Henry Ossian Flipper was born March 21, 1856 to Festus Flipper (1832 – 1918) and Isabella Buckhalter Flipper (1837 – 1887) in Thomasville, Georga, both of mixed race. Accordingly, he was born a slave. In the 1870 census, Festus was shown to be a cobbler or shoemaker. Henry entered Atlanta University, a historically Black college, in 1873. While still a freshman there, he received an appointment to the United States Military Academy at West Point, said to be the the fifth such appointment of a person of African American descent. Though his time at West Point was difficult due to prejudice, he graduated in 1877 as a 2nd Lieutenant. Accordingly, Flipper was the first African American graduate of West Point and the first African American commissioned officer in the United States Army.
The following year, Flipper was assigned to the 10th Cavalry Battalion at Fort Sill, Indian Territory (now Oklahoma). In 1880, his 10th Cavalry headed west to its posting at Fort Davis along with the 24th Infantry, both of which units were part of the four (two infantry and two cavalry) battalions of the so-called Buffalo Soldiers. These units were formed after the Civil War comprised primarily of African American troops and Anglo officers, with few exceptions. While with the 10th Cavalry, Flipper saw duty at several Texas forts including Elliott, Concho and Quitman in addition to Fort Davis. He was responsible for several successful engineering accomplishments and served in military capacities in other action with the 10th Cavalry.
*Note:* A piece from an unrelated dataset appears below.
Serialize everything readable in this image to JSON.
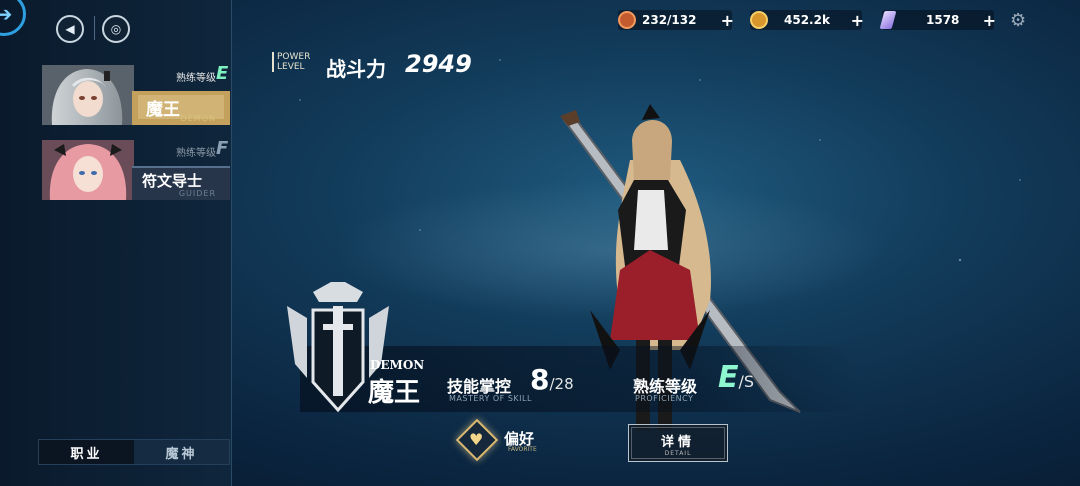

At Fort Davis, Flipper served as quartermaster. Shortly after Colonel William Shafter arrived and began serving as commander of Fort Davis, a shortage was discovered in commissary funds in the amount of $3,791.71 and Flipper was accused of being responsible for it. In a controversial decision, Shafter brought Flipper up on charges including embezzlement and conduct unbecoming an officer. To a layman, the former charge is possibly more understandable than the latter.
Under the Uniform Code of Military Justice, prosecutors must prove two elements under Article 133 to convict a service member of conduct unbecoming an officer or gentleman, that the individual accused either did commit or omitted to perform certain acts, and that, under the circumstances, these acts or omissions constituted conduct unbecoming an officer or gentleman. In 1881 a court-martial was held the result of which was the acquittal of Flipper on the count of the accused embezzlement, but a conviction on the count of conduct unbecoming of an officer. Flipper was dishonorably discharged from the Army in the summer of 1882.
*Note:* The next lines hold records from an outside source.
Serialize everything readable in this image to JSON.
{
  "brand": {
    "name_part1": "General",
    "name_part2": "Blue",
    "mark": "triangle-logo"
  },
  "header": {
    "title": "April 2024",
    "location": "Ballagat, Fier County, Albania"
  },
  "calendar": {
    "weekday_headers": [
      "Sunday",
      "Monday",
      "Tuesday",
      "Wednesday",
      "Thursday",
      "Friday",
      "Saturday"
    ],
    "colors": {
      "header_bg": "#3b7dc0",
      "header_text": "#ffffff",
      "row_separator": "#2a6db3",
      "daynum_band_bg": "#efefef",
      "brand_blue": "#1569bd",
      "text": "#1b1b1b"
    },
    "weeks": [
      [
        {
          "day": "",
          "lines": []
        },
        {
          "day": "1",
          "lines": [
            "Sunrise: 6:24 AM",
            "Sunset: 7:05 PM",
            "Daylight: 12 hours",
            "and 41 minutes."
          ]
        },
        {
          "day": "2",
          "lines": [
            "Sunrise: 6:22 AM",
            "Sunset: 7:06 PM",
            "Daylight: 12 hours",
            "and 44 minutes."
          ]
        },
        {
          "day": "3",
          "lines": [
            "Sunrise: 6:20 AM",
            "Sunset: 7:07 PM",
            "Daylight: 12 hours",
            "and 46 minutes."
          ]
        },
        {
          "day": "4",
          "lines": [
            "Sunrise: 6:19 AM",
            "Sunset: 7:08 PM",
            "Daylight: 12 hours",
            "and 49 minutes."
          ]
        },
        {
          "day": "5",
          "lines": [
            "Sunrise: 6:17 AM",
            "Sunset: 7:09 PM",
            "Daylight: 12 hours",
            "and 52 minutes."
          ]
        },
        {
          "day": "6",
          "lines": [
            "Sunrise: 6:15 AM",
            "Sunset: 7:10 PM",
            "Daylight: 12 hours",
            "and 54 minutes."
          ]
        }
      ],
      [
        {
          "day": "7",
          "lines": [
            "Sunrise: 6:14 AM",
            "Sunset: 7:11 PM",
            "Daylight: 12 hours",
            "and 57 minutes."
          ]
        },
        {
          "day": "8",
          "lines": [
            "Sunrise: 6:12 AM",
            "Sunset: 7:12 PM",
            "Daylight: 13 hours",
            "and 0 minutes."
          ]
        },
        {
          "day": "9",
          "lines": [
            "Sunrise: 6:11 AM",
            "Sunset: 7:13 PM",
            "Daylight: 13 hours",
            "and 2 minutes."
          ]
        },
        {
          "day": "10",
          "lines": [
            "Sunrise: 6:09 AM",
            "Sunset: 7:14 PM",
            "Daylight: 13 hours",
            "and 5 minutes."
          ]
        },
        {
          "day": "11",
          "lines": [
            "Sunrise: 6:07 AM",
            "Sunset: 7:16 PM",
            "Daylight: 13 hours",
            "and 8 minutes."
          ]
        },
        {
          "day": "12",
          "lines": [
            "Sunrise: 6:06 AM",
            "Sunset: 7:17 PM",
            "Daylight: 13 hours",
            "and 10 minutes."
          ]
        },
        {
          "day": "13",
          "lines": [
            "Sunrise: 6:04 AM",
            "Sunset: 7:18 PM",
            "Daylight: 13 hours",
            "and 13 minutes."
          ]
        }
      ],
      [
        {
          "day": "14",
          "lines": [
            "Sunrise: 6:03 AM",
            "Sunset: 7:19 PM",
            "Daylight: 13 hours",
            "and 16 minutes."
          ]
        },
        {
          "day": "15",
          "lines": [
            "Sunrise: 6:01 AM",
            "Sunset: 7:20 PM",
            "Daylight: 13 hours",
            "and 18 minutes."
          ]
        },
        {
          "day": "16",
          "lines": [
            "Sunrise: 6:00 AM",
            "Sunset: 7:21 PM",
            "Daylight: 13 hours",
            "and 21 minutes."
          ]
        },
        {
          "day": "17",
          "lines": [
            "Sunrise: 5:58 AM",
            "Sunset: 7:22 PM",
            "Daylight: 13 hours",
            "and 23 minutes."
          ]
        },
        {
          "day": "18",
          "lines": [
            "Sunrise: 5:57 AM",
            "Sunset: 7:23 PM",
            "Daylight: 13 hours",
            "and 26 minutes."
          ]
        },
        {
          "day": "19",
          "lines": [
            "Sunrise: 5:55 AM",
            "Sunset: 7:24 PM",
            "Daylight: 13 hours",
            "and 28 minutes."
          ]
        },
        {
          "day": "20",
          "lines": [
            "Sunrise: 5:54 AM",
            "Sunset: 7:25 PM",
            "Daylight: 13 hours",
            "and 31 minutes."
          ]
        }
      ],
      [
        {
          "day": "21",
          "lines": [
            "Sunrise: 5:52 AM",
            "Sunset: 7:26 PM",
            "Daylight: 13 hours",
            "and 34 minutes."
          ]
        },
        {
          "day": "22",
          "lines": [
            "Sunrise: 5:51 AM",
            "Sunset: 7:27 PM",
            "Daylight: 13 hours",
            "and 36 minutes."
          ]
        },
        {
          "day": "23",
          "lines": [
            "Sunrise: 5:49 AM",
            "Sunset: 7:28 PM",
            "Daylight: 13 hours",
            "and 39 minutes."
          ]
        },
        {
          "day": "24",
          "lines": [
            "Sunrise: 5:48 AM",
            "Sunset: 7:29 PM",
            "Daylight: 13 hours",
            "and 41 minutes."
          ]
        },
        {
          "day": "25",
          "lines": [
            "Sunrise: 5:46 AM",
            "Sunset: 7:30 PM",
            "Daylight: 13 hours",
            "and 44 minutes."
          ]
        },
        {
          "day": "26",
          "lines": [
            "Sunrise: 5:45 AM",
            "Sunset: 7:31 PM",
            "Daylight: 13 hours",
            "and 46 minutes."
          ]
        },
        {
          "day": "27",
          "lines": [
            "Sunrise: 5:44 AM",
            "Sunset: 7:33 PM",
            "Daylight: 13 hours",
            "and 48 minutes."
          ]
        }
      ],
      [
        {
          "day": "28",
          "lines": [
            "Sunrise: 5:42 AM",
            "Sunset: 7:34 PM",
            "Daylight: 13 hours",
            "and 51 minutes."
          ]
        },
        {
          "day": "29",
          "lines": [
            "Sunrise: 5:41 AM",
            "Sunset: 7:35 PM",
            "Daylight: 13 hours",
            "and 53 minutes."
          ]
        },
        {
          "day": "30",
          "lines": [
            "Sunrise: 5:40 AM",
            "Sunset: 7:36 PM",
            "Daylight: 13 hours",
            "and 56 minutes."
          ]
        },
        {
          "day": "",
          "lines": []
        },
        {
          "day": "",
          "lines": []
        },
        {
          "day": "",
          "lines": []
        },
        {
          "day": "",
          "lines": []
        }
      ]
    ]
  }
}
Flipper remained in Texas for a number of years after his discharge from the Army. He initially worked as a surveyor in various capacities for a Texas company. In the late 1880s, he relocated to Arizona where he ran a civil and mining engineering firm. Flipper went on to use his engineering and language gifts while working for the United States Justice Department and in private business, generally living in the southwest. He continued to fight to restore and clear his Army record but was unsuccessful in doing so during his lifetime.
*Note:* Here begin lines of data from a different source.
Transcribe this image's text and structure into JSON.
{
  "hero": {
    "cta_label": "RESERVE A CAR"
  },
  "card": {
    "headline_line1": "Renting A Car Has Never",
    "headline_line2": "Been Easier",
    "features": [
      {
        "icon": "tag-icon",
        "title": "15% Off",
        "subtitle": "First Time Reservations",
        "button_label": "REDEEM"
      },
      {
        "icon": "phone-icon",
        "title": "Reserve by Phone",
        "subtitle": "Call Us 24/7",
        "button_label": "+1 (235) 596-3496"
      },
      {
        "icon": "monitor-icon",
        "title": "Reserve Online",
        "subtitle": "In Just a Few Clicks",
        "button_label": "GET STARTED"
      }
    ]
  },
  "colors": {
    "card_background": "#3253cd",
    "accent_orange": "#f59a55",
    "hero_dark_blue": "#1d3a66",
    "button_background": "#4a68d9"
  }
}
Flipper died in 1940 of a heart attack at the age of 84, without having success in clearing his military record. No record can be found that he was married and had a family, but other family members appear to have supported a review of his case and in 1976, the Army Board for the Correction of Military Records. The Board concluded that Flipper was excessively punished and awarded him a posthumous honorable discharge. President Bill Clinton granted him a full pardon in 1999.
Flipper was initially buried in Atlanta, but in 1984, his remains were reinterred in the family plot in Thomasville, Georgia where he was born.